Jonathon Ditlev, a molecular biologist at The Hospital for Sick Children (SickKids) Research Institute in Toronto, Canada, said he's impressed by the findings' potential.

"This gives us a new lens through which we can look at diseased cells and diseased tissues," said "It's an incredible new lens through which to view biology and potential medical breakthroughs."

Reversing disease

The next big question researchers face is how to use this new information to reverse chronic disease.

"If we can figure out one or two practices or foods or therapeutics that can act as the traffic police to free up the network, I think that would be a very key discovery," Ditlev said.

Diet "for sure" will help correct some of these problems, Ditlev said. He thinks limiting highly processed foods and added sugars like corn syrup would help especially with problems like the neuropathies common among people with diabetes, though restoring healthy cellular function won't happen overnight.

Richard Young, a member of the Whitehead Institute for Biomedical Research, led a new study showing that eating too much added sugar can cause traffic jams inside cells. These slowdowns may underlie many chronic diseases, he says.
Richard Young, a member of the Whitehead Institute for Biomedical Research, led a new study showing that eating too much added sugar can cause traffic jams inside cells. These slowdowns may underlie many chronic diseases, he says.
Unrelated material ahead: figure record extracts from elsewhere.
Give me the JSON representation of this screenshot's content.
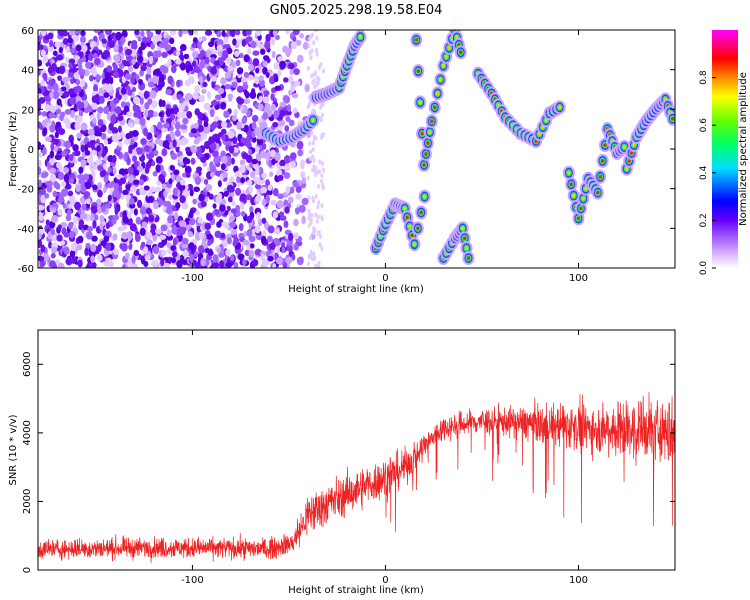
{
  "title": "GN05.2025.298.19.58.E04",
  "colors": {
    "spectrum_points": "#7a1be6",
    "snr_line": "#ee2222",
    "axis": "#000000"
  },
  "chart_data": [
    {
      "type": "heatmap",
      "title": "GN05.2025.298.19.58.E04",
      "xlabel": "Height of straight line (km)",
      "ylabel": "Frequency (Hz)",
      "xlim": [
        -180,
        150
      ],
      "ylim": [
        -60,
        60
      ],
      "xticks": [
        -100,
        0,
        100
      ],
      "xtick_labels": [
        "-100",
        "0",
        "100"
      ],
      "yticks": [
        -60,
        -40,
        -20,
        0,
        20,
        40,
        60
      ],
      "ytick_labels": [
        "-60",
        "-40",
        "-20",
        "0",
        "20",
        "40",
        "60"
      ],
      "colorbar": {
        "label": "Normalized spectral amplitude",
        "range": [
          0,
          1
        ],
        "ticks": [
          0.0,
          0.2,
          0.4,
          0.6,
          0.8
        ],
        "tick_labels": [
          "0.0",
          "0.2",
          "0.4",
          "0.6",
          "0.8"
        ]
      },
      "noise_region": {
        "x_range": [
          -180,
          -35
        ],
        "y_range": [
          -60,
          60
        ]
      },
      "ridge_segments": [
        {
          "x": [
            -62,
            -55,
            -48,
            -42,
            -36
          ],
          "y": [
            8,
            4,
            6,
            10,
            16
          ]
        },
        {
          "x": [
            -36,
            -30,
            -24,
            -20,
            -16,
            -12
          ],
          "y": [
            26,
            28,
            31,
            42,
            52,
            58
          ]
        },
        {
          "x": [
            -5,
            0,
            5,
            10,
            15,
            22
          ],
          "y": [
            -50,
            -38,
            -28,
            -30,
            -48,
            -16
          ]
        },
        {
          "x": [
            16,
            20,
            24,
            30,
            36,
            40
          ],
          "y": [
            55,
            -8,
            14,
            42,
            60,
            45
          ]
        },
        {
          "x": [
            30,
            36,
            40,
            44
          ],
          "y": [
            -55,
            -45,
            -40,
            -60
          ]
        },
        {
          "x": [
            48,
            55,
            62,
            70,
            78,
            85,
            92
          ],
          "y": [
            38,
            28,
            16,
            8,
            4,
            18,
            22
          ]
        },
        {
          "x": [
            95,
            100,
            105,
            110,
            115,
            120,
            125
          ],
          "y": [
            -12,
            -35,
            -15,
            -22,
            10,
            -2,
            2
          ]
        },
        {
          "x": [
            125,
            130,
            135,
            140,
            145,
            150
          ],
          "y": [
            -10,
            6,
            14,
            20,
            25,
            12
          ]
        }
      ]
    },
    {
      "type": "line",
      "xlabel": "Height of straight line (km)",
      "ylabel": "SNR (10 * v/v)",
      "xlim": [
        -180,
        150
      ],
      "ylim": [
        0,
        7000
      ],
      "xticks": [
        -100,
        0,
        100
      ],
      "xtick_labels": [
        "-100",
        "0",
        "100"
      ],
      "yticks": [
        0,
        2000,
        4000,
        6000
      ],
      "ytick_labels": [
        "0",
        "2000",
        "4000",
        "6000"
      ],
      "series": [
        {
          "name": "SNR",
          "trend_x": [
            -180,
            -120,
            -60,
            -48,
            -40,
            -30,
            -20,
            -10,
            0,
            10,
            20,
            30,
            50,
            70,
            90,
            110,
            130,
            150
          ],
          "trend_y": [
            600,
            650,
            620,
            800,
            1600,
            1950,
            2200,
            2450,
            2700,
            3000,
            3600,
            4150,
            4350,
            4300,
            4200,
            4150,
            4100,
            4000
          ],
          "noise_band_x": [
            -180,
            -50,
            -40,
            -20,
            0,
            30,
            60,
            90,
            120,
            150
          ],
          "noise_band_y": [
            320,
            340,
            700,
            650,
            650,
            400,
            450,
            700,
            900,
            1100
          ]
        }
      ]
    }
  ]
}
But it's also known that once these diseases start, it's not so easy to go back to a healthy state. Someone who once had type 2 diabetes will always be "more vulnerable than someone who hasn't gone down that slope," Young said.

Still, Young said, "if we're right that this protein mobility problem underlies disease, it creates a path for drugs to address these diseases."
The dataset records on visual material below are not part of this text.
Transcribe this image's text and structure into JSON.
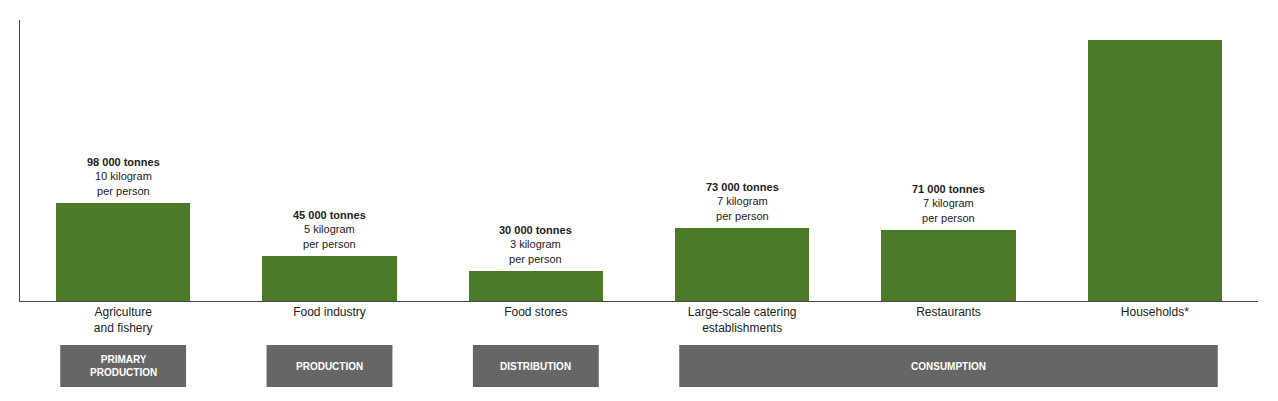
{
  "chart_data": {
    "type": "bar",
    "categories": [
      "Agriculture\nand fishery",
      "Food industry",
      "Food stores",
      "Large-scale catering\nestablishments",
      "Restaurants",
      "Households*"
    ],
    "values": [
      98000,
      45000,
      30000,
      73000,
      71000,
      260000
    ],
    "color": "#4d7a28",
    "ylim": [
      0,
      280000
    ],
    "grid": false,
    "tick_labels": "x",
    "annotations": [
      {
        "category": "Agriculture\nand fishery",
        "title": "98 000 tonnes",
        "text": "10 kilogram\nper person"
      },
      {
        "category": "Food industry",
        "title": "45 000 tonnes",
        "text": "5 kilogram\nper person"
      },
      {
        "category": "Food stores",
        "title": "30 000 tonnes",
        "text": "3 kilogram\nper person"
      },
      {
        "category": "Large-scale catering\nestablishments",
        "title": "73 000 tonnes",
        "text": "7 kilogram\nper person"
      },
      {
        "category": "Restaurants",
        "title": "71 000 tonnes",
        "text": "7 kilogram\nper person"
      }
    ],
    "phases": [
      {
        "label": "PRIMARY\nPRODUCTION",
        "categories": [
          "Agriculture\nand fishery"
        ],
        "color": "#666666",
        "text_color": "#ffffff"
      },
      {
        "label": "PRODUCTION",
        "categories": [
          "Food industry"
        ],
        "color": "#666666",
        "text_color": "#ffffff"
      },
      {
        "label": "DISTRIBUTION",
        "categories": [
          "Food stores"
        ],
        "color": "#666666",
        "text_color": "#ffffff"
      },
      {
        "label": "CONSUMPTION",
        "categories": [
          "Large-scale catering\nestablishments",
          "Restaurants",
          "Households*"
        ],
        "color": "#666666",
        "text_color": "#ffffff"
      }
    ]
  }
}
He and his colleagues are in talks with biotechnology and pharmaceutical companies now. "Obviously, there's a strong interest to do something more for these chronic diseases that affect most of us," he said.
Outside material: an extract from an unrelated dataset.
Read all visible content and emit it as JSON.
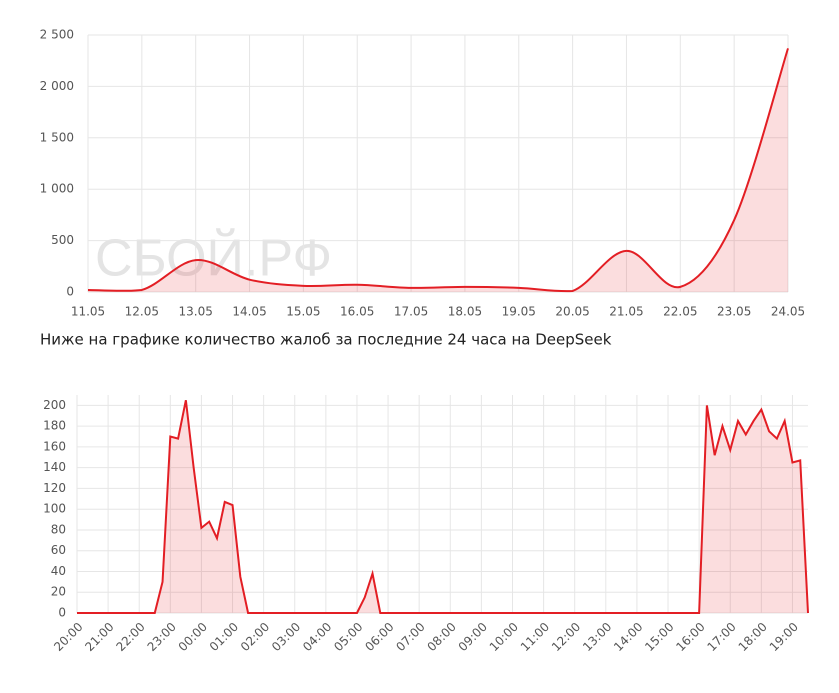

There may also be already-existing drugs that can have a benefit, Ditlev said. Among drugs that have received federal approval, at least 70 or 80 of them affect the "traffic jams" of proteins inside cells, he said.

Maybe some of these can help act as traffic cops, ease the congestion and make a difference for specific chronic diseases.

Considering that it costs $10 billion to $15 billion to bring a new drug to market, it would be a lot more cost effective to repurpose an existing drug, Ditlev said, than to develop a new one.

And the simple of knowledge of what goes on inside cells can be empowering. All three researchers said they've changed their behavior as a result of learning about these "traffic jams."

"I do think it makes you think about what goes into your body," Zon said.

"Now, knowing what it is that I do when I have my excess sugar, it's easier to avoid it somehow," Young added.